If you will always be reading data from same source you could sample some files and use an advanced text editor that tries to infer actual encoding of the file (i.e. notepad++, jEdit, etc.).
Do it programatically. Preprocess raw bytes before doing any actual xml processing.
Force actual encoding at the XML processor
Alternatively if you do not mind about non-ASCII characters (no matter if strange symbols appear now and then) you could go directly to step 2 and force XML processing to any ASCII compatible 8-byte fixed length encoding (ANSI, any Windows-XXXX codepage, Mac-Roman encoding, etc.). With your present code you just could try:
XmlPullParser parser = Xml.newPullParser();
parser.setInput(url.open(), "ISO-8859-1");
Calling setInput(istream, null) already means for the pull parser to try to detect the encoding on its own. It obviously fails, due to the fact that there is an actual problem with the file. So it's not like your code is wrong - you can't be expected to be able to parse all incorrect documents, whether ill-formed or with wrong encodings.
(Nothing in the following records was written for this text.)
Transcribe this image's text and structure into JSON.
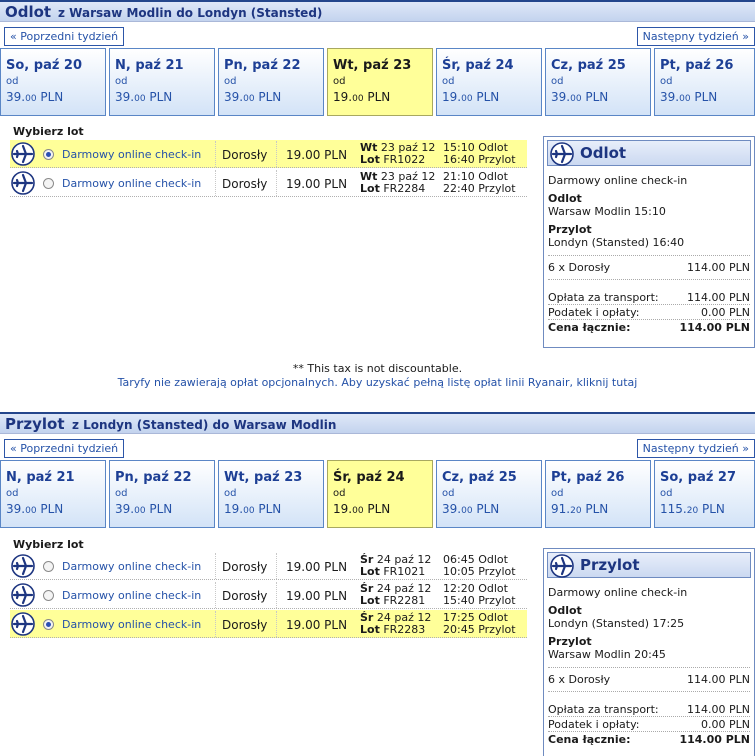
{
  "outbound": {
    "title": "Odlot",
    "route": "z Warsaw Modlin do Londyn (Stansted)",
    "prev_week": "« Poprzedni tydzień",
    "next_week": "Następny tydzień »",
    "days": [
      {
        "label": "So, paź 20",
        "od": "od",
        "price_int": "39.",
        "price_dec": "00",
        "currency": " PLN",
        "selected": false
      },
      {
        "label": "N, paź 21",
        "od": "od",
        "price_int": "39.",
        "price_dec": "00",
        "currency": " PLN",
        "selected": false
      },
      {
        "label": "Pn, paź 22",
        "od": "od",
        "price_int": "39.",
        "price_dec": "00",
        "currency": " PLN",
        "selected": false
      },
      {
        "label": "Wt, paź 23",
        "od": "od",
        "price_int": "19.",
        "price_dec": "00",
        "currency": " PLN",
        "selected": true
      },
      {
        "label": "Śr, paź 24",
        "od": "od",
        "price_int": "19.",
        "price_dec": "00",
        "currency": " PLN",
        "selected": false
      },
      {
        "label": "Cz, paź 25",
        "od": "od",
        "price_int": "39.",
        "price_dec": "00",
        "currency": " PLN",
        "selected": false
      },
      {
        "label": "Pt, paź 26",
        "od": "od",
        "price_int": "39.",
        "price_dec": "00",
        "currency": " PLN",
        "selected": false
      }
    ],
    "choose_label": "Wybierz lot",
    "flights": [
      {
        "checkin": "Darmowy online check-in",
        "passenger": "Dorosły",
        "price": "19.00 PLN",
        "day": "Wt",
        "date": "23 paź 12",
        "lot": "Lot",
        "flight_no": "FR1022",
        "dep_time": "15:10",
        "dep_label": "Odlot",
        "arr_time": "16:40",
        "arr_label": "Przylot",
        "selected": true
      },
      {
        "checkin": "Darmowy online check-in",
        "passenger": "Dorosły",
        "price": "19.00 PLN",
        "day": "Wt",
        "date": "23 paź 12",
        "lot": "Lot",
        "flight_no": "FR2284",
        "dep_time": "21:10",
        "dep_label": "Odlot",
        "arr_time": "22:40",
        "arr_label": "Przylot",
        "selected": false
      }
    ],
    "summary": {
      "title": "Odlot",
      "checkin": "Darmowy online check-in",
      "dep_label": "Odlot",
      "dep_value": "Warsaw Modlin 15:10",
      "arr_label": "Przylot",
      "arr_value": "Londyn (Stansted) 16:40",
      "pax_label": "6 x Dorosły",
      "pax_value": "114.00 PLN",
      "transport_label": "Opłata za transport:",
      "transport_value": "114.00 PLN",
      "tax_label": "Podatek i opłaty:",
      "tax_value": "0.00 PLN",
      "total_label": "Cena łącznie:",
      "total_value": "114.00 PLN"
    },
    "note": "** This tax is not discountable.",
    "fees_link": "Taryfy nie zawierają opłat opcjonalnych. Aby uzyskać pełną listę opłat linii Ryanair, kliknij tutaj"
  },
  "return": {
    "title": "Przylot",
    "route": "z Londyn (Stansted) do Warsaw Modlin",
    "prev_week": "« Poprzedni tydzień",
    "next_week": "Następny tydzień »",
    "days": [
      {
        "label": "N, paź 21",
        "od": "od",
        "price_int": "39.",
        "price_dec": "00",
        "currency": " PLN",
        "selected": false
      },
      {
        "label": "Pn, paź 22",
        "od": "od",
        "price_int": "39.",
        "price_dec": "00",
        "currency": " PLN",
        "selected": false
      },
      {
        "label": "Wt, paź 23",
        "od": "od",
        "price_int": "19.",
        "price_dec": "00",
        "currency": " PLN",
        "selected": false
      },
      {
        "label": "Śr, paź 24",
        "od": "od",
        "price_int": "19.",
        "price_dec": "00",
        "currency": " PLN",
        "selected": true
      },
      {
        "label": "Cz, paź 25",
        "od": "od",
        "price_int": "39.",
        "price_dec": "00",
        "currency": " PLN",
        "selected": false
      },
      {
        "label": "Pt, paź 26",
        "od": "od",
        "price_int": "91.",
        "price_dec": "20",
        "currency": " PLN",
        "selected": false
      },
      {
        "label": "So, paź 27",
        "od": "od",
        "price_int": "115.",
        "price_dec": "20",
        "currency": " PLN",
        "selected": false
      }
    ],
    "choose_label": "Wybierz lot",
    "flights": [
      {
        "checkin": "Darmowy online check-in",
        "passenger": "Dorosły",
        "price": "19.00 PLN",
        "day": "Śr",
        "date": "24 paź 12",
        "lot": "Lot",
        "flight_no": "FR1021",
        "dep_time": "06:45",
        "dep_label": "Odlot",
        "arr_time": "10:05",
        "arr_label": "Przylot",
        "selected": false
      },
      {
        "checkin": "Darmowy online check-in",
        "passenger": "Dorosły",
        "price": "19.00 PLN",
        "day": "Śr",
        "date": "24 paź 12",
        "lot": "Lot",
        "flight_no": "FR2281",
        "dep_time": "12:20",
        "dep_label": "Odlot",
        "arr_time": "15:40",
        "arr_label": "Przylot",
        "selected": false
      },
      {
        "checkin": "Darmowy online check-in",
        "passenger": "Dorosły",
        "price": "19.00 PLN",
        "day": "Śr",
        "date": "24 paź 12",
        "lot": "Lot",
        "flight_no": "FR2283",
        "dep_time": "17:25",
        "dep_label": "Odlot",
        "arr_time": "20:45",
        "arr_label": "Przylot",
        "selected": true
      }
    ],
    "summary": {
      "title": "Przylot",
      "checkin": "Darmowy online check-in",
      "dep_label": "Odlot",
      "dep_value": "Londyn (Stansted) 17:25",
      "arr_label": "Przylot",
      "arr_value": "Warsaw Modlin 20:45",
      "pax_label": "6 x Dorosły",
      "pax_value": "114.00 PLN",
      "transport_label": "Opłata za transport:",
      "transport_value": "114.00 PLN",
      "tax_label": "Podatek i opłaty:",
      "tax_value": "0.00 PLN",
      "total_label": "Cena łącznie:",
      "total_value": "114.00 PLN"
    }
  },
  "colors": {
    "accent": "#1d3580",
    "link": "#2552a8",
    "selected": "#ffff99"
  }
}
If however it's mandatory that you try to parse this particular document, what you can do is modify your parsing code so it's in a function that takes the encoding as a parameter and is wrapped in a try/catch block. The first time through, do not specify an encoding, and if you get an encoding error, relaunch it with ISO-8859-1. If it's mandatory to have it succeed, repeat for other encodings, otherwise call it quits after two.
Before parsing your XML, you may tweak it, and manually remove the accents before you parse it.
Maybe not the best solution so far, but it will do the job.